With a phase 3 trial of Tecentriq in high-risk, muscle-invasive bladder cancer patients who had already had surgery, Roche was “hoping to show we could reduce the rate of progression to metastatic disease,” said Cathi Ahearn, vice president of global product strategy for Genentech’s oncology business unit.
But things didn’t work out that way.
The study, IMvigor010, missed its primary endpoint, with Tecentriq failing to outdo simple observation when it came to fending off cancer recurrence or death. The immuno-oncology drug cut the rate of those outcomes by just 11%, a figure that didn’t meet the statistical significance threshold.
The idea that Tecentriq might stall disease in the adjuvant setting—before patients’ cancer spread to other parts of the body—“made lots of sense scientifically, but this is the reason we do clinical studies,” Ahern said.
But when it comes to learning more about bladder cancer—and the differences between muscle-invasive urothelial carcinoma (MIUC) and metastatic urothelial carcinoma, where Tecentriq and many of its PD-1/PD-L1 peers are already approved—the trial was hardly a bust, she pointed out. On the contrary, just finishing a trial in that setting was, in itself, a victory.

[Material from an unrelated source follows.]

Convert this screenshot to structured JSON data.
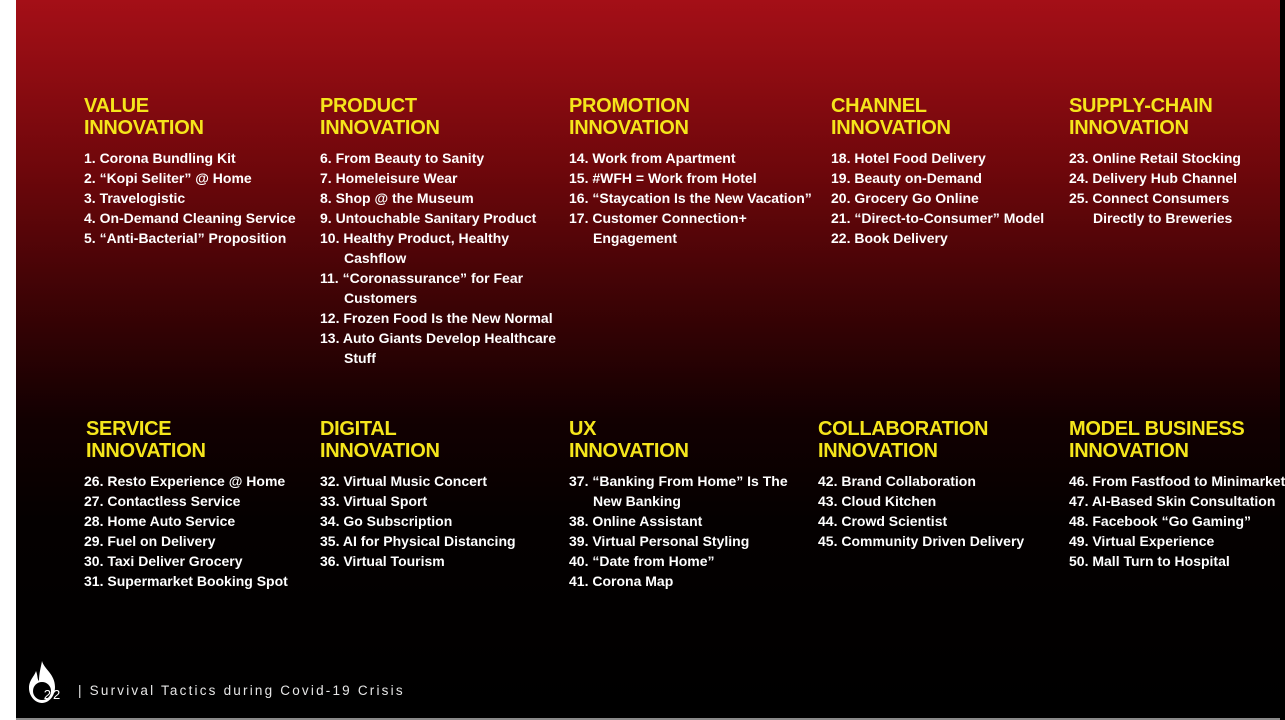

Studies in adjuvant bladder cancer have been “notoriously difficult to do,” thanks to problems accruing patients, Ahern said. But because of IMvigor010, Roche now has information from the control arm—including the rate of cancer progression—that “gives us a lot more information about what the current state is for those patients.”

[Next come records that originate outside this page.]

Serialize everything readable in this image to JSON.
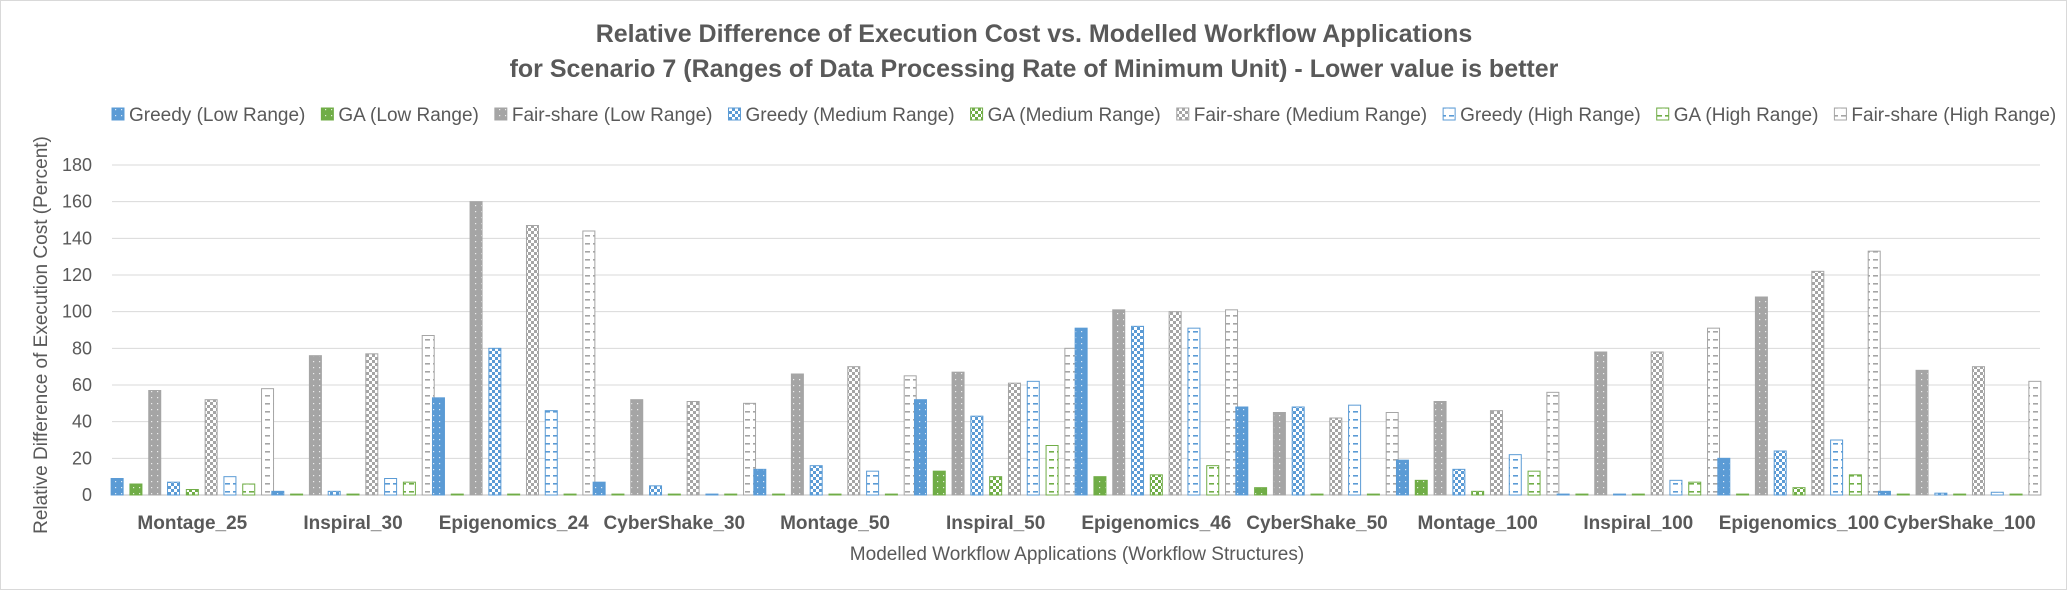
{
  "chart_data": {
    "type": "bar",
    "title": "Relative Difference of Execution Cost vs. Modelled Workflow Applications",
    "subtitle": "for Scenario 7 (Ranges of Data Processing Rate of Minimum Unit) - Lower value is better",
    "xlabel": "Modelled Workflow Applications (Workflow Structures)",
    "ylabel": "Relative Difference of Execution Cost (Percent)",
    "ylim": [
      0,
      180
    ],
    "yticks": [
      0,
      20,
      40,
      60,
      80,
      100,
      120,
      140,
      160,
      180
    ],
    "grid": true,
    "legend_position": "top",
    "categories": [
      "Montage_25",
      "Inspiral_30",
      "Epigenomics_24",
      "CyberShake_30",
      "Montage_50",
      "Inspiral_50",
      "Epigenomics_46",
      "CyberShake_50",
      "Montage_100",
      "Inspiral_100",
      "Epigenomics_100",
      "CyberShake_100"
    ],
    "series": [
      {
        "name": "Greedy (Low Range)",
        "color": "#5b9bd5",
        "pattern": "dots-solid",
        "values": [
          9,
          2,
          53,
          7,
          14,
          52,
          91,
          48,
          19,
          0.5,
          20,
          2
        ]
      },
      {
        "name": "GA (Low Range)",
        "color": "#70ad47",
        "pattern": "dots-solid",
        "values": [
          6,
          0.5,
          0.5,
          0.5,
          0.5,
          13,
          10,
          4,
          8,
          0.5,
          0.5,
          0.5
        ]
      },
      {
        "name": "Fair-share (Low Range)",
        "color": "#a5a5a5",
        "pattern": "dots-solid",
        "values": [
          57,
          76,
          160,
          52,
          66,
          67,
          101,
          45,
          51,
          78,
          108,
          68
        ]
      },
      {
        "name": "Greedy (Medium Range)",
        "color": "#5b9bd5",
        "pattern": "checker",
        "values": [
          7,
          2,
          80,
          5,
          16,
          43,
          92,
          48,
          14,
          0.5,
          24,
          1
        ]
      },
      {
        "name": "GA (Medium Range)",
        "color": "#70ad47",
        "pattern": "checker",
        "values": [
          3,
          0.5,
          0.5,
          0.5,
          0.5,
          10,
          11,
          0.5,
          2,
          0.5,
          4,
          0.5
        ]
      },
      {
        "name": "Fair-share (Medium Range)",
        "color": "#a5a5a5",
        "pattern": "checker",
        "values": [
          52,
          77,
          147,
          51,
          70,
          61,
          100,
          42,
          46,
          78,
          122,
          70
        ]
      },
      {
        "name": "Greedy (High Range)",
        "color": "#5b9bd5",
        "pattern": "dash",
        "values": [
          10,
          9,
          46,
          0.5,
          13,
          62,
          91,
          49,
          22,
          8,
          30,
          1.5
        ]
      },
      {
        "name": "GA (High Range)",
        "color": "#70ad47",
        "pattern": "dash",
        "values": [
          6,
          7,
          0.5,
          0.5,
          0.5,
          27,
          16,
          0.5,
          13,
          7,
          11,
          0.5
        ]
      },
      {
        "name": "Fair-share (High Range)",
        "color": "#a5a5a5",
        "pattern": "dash",
        "values": [
          58,
          87,
          144,
          50,
          65,
          80,
          101,
          45,
          56,
          91,
          133,
          62
        ]
      }
    ]
  }
}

“The fact that we were actually able to complete the study puts us in a much better position than we were in even a year ago in terms of our understanding,” she added.

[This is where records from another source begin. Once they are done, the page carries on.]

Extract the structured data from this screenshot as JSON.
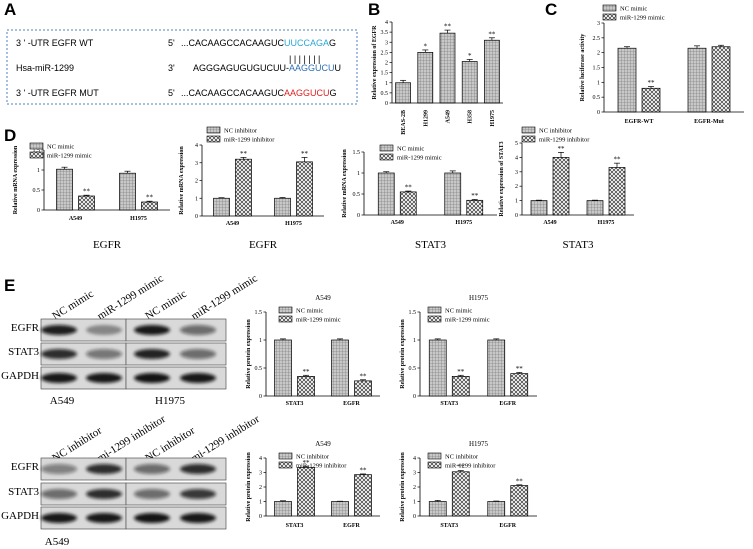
{
  "panel_letters": [
    "A",
    "B",
    "C",
    "D",
    "E"
  ],
  "panelA": {
    "rows": [
      {
        "label": "3 ' -UTR EGFR WT",
        "end": "5'",
        "seq_plain": "...CACAAGCCACAAGUC",
        "seq_hl": "UUCCAGA",
        "seq_tail": "G",
        "hl_color": "#2aa7d6"
      },
      {
        "label": "Hsa-miR-1299",
        "end": "3'",
        "seq_plain": "AGGGAGUGUGUCUU-",
        "seq_hl": "AAGGUCU",
        "seq_tail": "U",
        "hl_color": "#2e6fb5"
      },
      {
        "label": "3 ' -UTR EGFR MUT",
        "end": "5'",
        "seq_plain": "...CACAAGCCACAAGUC",
        "seq_hl": "AAGGUCU",
        "seq_tail": "G",
        "hl_color": "#e02020"
      }
    ],
    "pairing_bars": "| | | | | | |"
  },
  "blots": {
    "top": {
      "lane_labels": [
        "NC mimic",
        "miR-1299 mimic",
        "NC mimic",
        "miR-1299 mimic"
      ],
      "rows": [
        "EGFR",
        "STAT3",
        "GAPDH"
      ],
      "cell_lines": [
        "A549",
        "H1975"
      ]
    },
    "bottom": {
      "lane_labels": [
        "NC inhibitor",
        "mi-1299 inhibitor",
        "NC inhibitor",
        "mi-1299 inhibitor"
      ],
      "rows": [
        "EGFR",
        "STAT3",
        "GAPDH"
      ],
      "cell_lines": [
        "A549"
      ]
    }
  },
  "chart_data": [
    {
      "id": "B",
      "type": "bar",
      "categories": [
        "BEAS-2B",
        "H1299",
        "A549",
        "H358",
        "H1975"
      ],
      "values": [
        1.0,
        2.5,
        3.45,
        2.05,
        3.1
      ],
      "errors": [
        0.12,
        0.12,
        0.15,
        0.1,
        0.12
      ],
      "sig": [
        "",
        "*",
        "**",
        "*",
        "**"
      ],
      "ylabel": "Relative expression of EGFR",
      "ylim": [
        0,
        4
      ],
      "yticks": [
        0,
        0.5,
        1,
        1.5,
        2,
        2.5,
        3,
        3.5,
        4
      ],
      "legend": []
    },
    {
      "id": "C",
      "type": "bar",
      "categories": [
        "EGFR-WT",
        "EGFR-Mut"
      ],
      "series": [
        {
          "name": "NC mimic",
          "values": [
            2.15,
            2.15
          ],
          "errors": [
            0.05,
            0.08
          ],
          "sig": [
            "",
            ""
          ]
        },
        {
          "name": "miR-1299 mimic",
          "values": [
            0.8,
            2.2
          ],
          "errors": [
            0.06,
            0.05
          ],
          "sig": [
            "**",
            ""
          ]
        }
      ],
      "ylabel": "Relative luciferase activity",
      "ylim": [
        0,
        3.0
      ],
      "yticks": [
        0,
        0.5,
        1.0,
        1.5,
        2.0,
        2.5,
        3.0
      ],
      "legend": [
        "NC mimic",
        "miR-1299 mimic"
      ]
    },
    {
      "id": "D1",
      "type": "bar",
      "categories": [
        "A549",
        "H1975"
      ],
      "series": [
        {
          "name": "NC mimic",
          "values": [
            1.02,
            0.92
          ],
          "errors": [
            0.05,
            0.05
          ],
          "sig": [
            "",
            ""
          ]
        },
        {
          "name": "miR-1299 mimic",
          "values": [
            0.35,
            0.2
          ],
          "errors": [
            0.02,
            0.02
          ],
          "sig": [
            "**",
            "**"
          ]
        }
      ],
      "ylabel": "Relative mRNA expression",
      "ylim": [
        0,
        1.5
      ],
      "yticks": [
        0,
        0.5,
        1.0,
        1.5
      ],
      "legend": [
        "NC mimic",
        "miR-1299 mimic"
      ],
      "xtitle": "EGFR"
    },
    {
      "id": "D2",
      "type": "bar",
      "categories": [
        "A549",
        "H1975"
      ],
      "series": [
        {
          "name": "NC inhibitor",
          "values": [
            1.0,
            1.0
          ],
          "errors": [
            0.03,
            0.04
          ],
          "sig": [
            "",
            ""
          ]
        },
        {
          "name": "miR-1299 inhibitor",
          "values": [
            3.2,
            3.05
          ],
          "errors": [
            0.1,
            0.25
          ],
          "sig": [
            "**",
            "**"
          ]
        }
      ],
      "ylabel": "Relative mRNA expression",
      "ylim": [
        0,
        4
      ],
      "yticks": [
        0,
        1,
        2,
        3,
        4
      ],
      "legend": [
        "NC inhibitor",
        "miR-1299 inhibitor"
      ],
      "xtitle": "EGFR"
    },
    {
      "id": "D3",
      "type": "bar",
      "categories": [
        "A549",
        "H1975"
      ],
      "series": [
        {
          "name": "NC mimic",
          "values": [
            1.0,
            1.0
          ],
          "errors": [
            0.03,
            0.05
          ],
          "sig": [
            "",
            ""
          ]
        },
        {
          "name": "miR-1299 mimic",
          "values": [
            0.55,
            0.35
          ],
          "errors": [
            0.02,
            0.02
          ],
          "sig": [
            "**",
            "**"
          ]
        }
      ],
      "ylabel": "Relative mRNA expression",
      "ylim": [
        0,
        1.5
      ],
      "yticks": [
        0,
        0.5,
        1.0,
        1.5
      ],
      "legend": [
        "NC mimic",
        "miR-1299 mimic"
      ],
      "xtitle": "STAT3"
    },
    {
      "id": "D4",
      "type": "bar",
      "categories": [
        "A549",
        "H1975"
      ],
      "series": [
        {
          "name": "NC inhibitor",
          "values": [
            1.0,
            1.0
          ],
          "errors": [
            0.03,
            0.03
          ],
          "sig": [
            "",
            ""
          ]
        },
        {
          "name": "miR-1299 inhibitor",
          "values": [
            4.0,
            3.3
          ],
          "errors": [
            0.35,
            0.3
          ],
          "sig": [
            "**",
            "**"
          ]
        }
      ],
      "ylabel": "Relative expression of STAT3",
      "ylim": [
        0,
        5
      ],
      "yticks": [
        0,
        1,
        2,
        3,
        4,
        5
      ],
      "legend": [
        "NC inhibitor",
        "miR-1299 inhibitor"
      ],
      "xtitle": "STAT3"
    },
    {
      "id": "E1",
      "type": "bar",
      "title": "A549",
      "categories": [
        "STAT3",
        "EGFR"
      ],
      "series": [
        {
          "name": "NC mimic",
          "values": [
            1.0,
            1.0
          ],
          "errors": [
            0.02,
            0.02
          ],
          "sig": [
            "",
            ""
          ]
        },
        {
          "name": "miR-1299 mimic",
          "values": [
            0.35,
            0.27
          ],
          "errors": [
            0.02,
            0.02
          ],
          "sig": [
            "**",
            "**"
          ]
        }
      ],
      "ylabel": "Relative protein expression",
      "ylim": [
        0,
        1.5
      ],
      "yticks": [
        0,
        0.5,
        1.0,
        1.5
      ],
      "legend": [
        "NC mimic",
        "miR-1299 mimic"
      ]
    },
    {
      "id": "E2",
      "type": "bar",
      "title": "H1975",
      "categories": [
        "STAT3",
        "EGFR"
      ],
      "series": [
        {
          "name": "NC mimic",
          "values": [
            1.0,
            1.0
          ],
          "errors": [
            0.02,
            0.02
          ],
          "sig": [
            "",
            ""
          ]
        },
        {
          "name": "miR-1299 mimic",
          "values": [
            0.35,
            0.4
          ],
          "errors": [
            0.02,
            0.02
          ],
          "sig": [
            "**",
            "**"
          ]
        }
      ],
      "ylabel": "Relative protein expression",
      "ylim": [
        0,
        1.5
      ],
      "yticks": [
        0,
        0.5,
        1.0,
        1.5
      ],
      "legend": [
        "NC mimic",
        "miR-1299 mimic"
      ]
    },
    {
      "id": "E3",
      "type": "bar",
      "title": "A549",
      "categories": [
        "STAT3",
        "EGFR"
      ],
      "series": [
        {
          "name": "NC inhibitor",
          "values": [
            1.0,
            1.0
          ],
          "errors": [
            0.05,
            0.02
          ],
          "sig": [
            "",
            ""
          ]
        },
        {
          "name": "miR-1299 inhibitor",
          "values": [
            3.35,
            2.85
          ],
          "errors": [
            0.08,
            0.05
          ],
          "sig": [
            "**",
            "**"
          ]
        }
      ],
      "ylabel": "Relative protein expression",
      "ylim": [
        0,
        4
      ],
      "yticks": [
        0,
        1,
        2,
        3,
        4
      ],
      "legend": [
        "NC inhibitor",
        "miR-1299 inhibitor"
      ]
    },
    {
      "id": "E4",
      "type": "bar",
      "title": "H1975",
      "categories": [
        "STAT3",
        "EGFR"
      ],
      "series": [
        {
          "name": "NC inhibitor",
          "values": [
            1.0,
            1.0
          ],
          "errors": [
            0.08,
            0.03
          ],
          "sig": [
            "",
            ""
          ]
        },
        {
          "name": "miR-1299 inhibitor",
          "values": [
            3.05,
            2.1
          ],
          "errors": [
            0.08,
            0.05
          ],
          "sig": [
            "**",
            "**"
          ]
        }
      ],
      "ylabel": "Relative protein expression",
      "ylim": [
        0,
        4
      ],
      "yticks": [
        0,
        1,
        2,
        3,
        4
      ],
      "legend": [
        "NC inhibitor",
        "miR-1299 inhibitor"
      ]
    }
  ]
}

Roche also got some insight into how PD-L1 behaves in MIUC, where the study showed that patients’ lack of benefit wasn’t tied to levels of the biomarker in their tumors. Going forward, it can compare those insights to what it’s seen in the metastatic setting. The lessons the company can learn in the metastatic arena and translate into earlier disease—and those it can’t—is “one of the things we’re always eager to learn,” Ahern said.
Tecentriq, of course, has seen its fair share of ups and downs in the metastatic setting, too, with Ahern acknowledging that “it’s been something of a wild ride.” After becoming the first drug in its class into the disease area with a post-chemo nod in 2016, the following year, Tecentriq failed to show it could extend patients' lives. Another FDA nod—to treat those who weren’t eligible for initial chemo—was later limited to PD-L1-positive patients based on troubling trial findings.
Those are just a couple of the earliest examples of how much work still needs to be done “to learn how best to utilize” checkpoint inhibitors and “how to use them to the greatest effect for patients,” to hear Ahern tell it.
“We think that we’re in a strong position, with the volume of data we have and the quality of data we have—in terms of treatment effects and also in terms of underlying biology—to really dig into that and figure out what makes the most sense going forward,” she said. “I don’t have the answer today for what the best option’s going to be, but I think we’re well positioned to play an important role in answering that question.”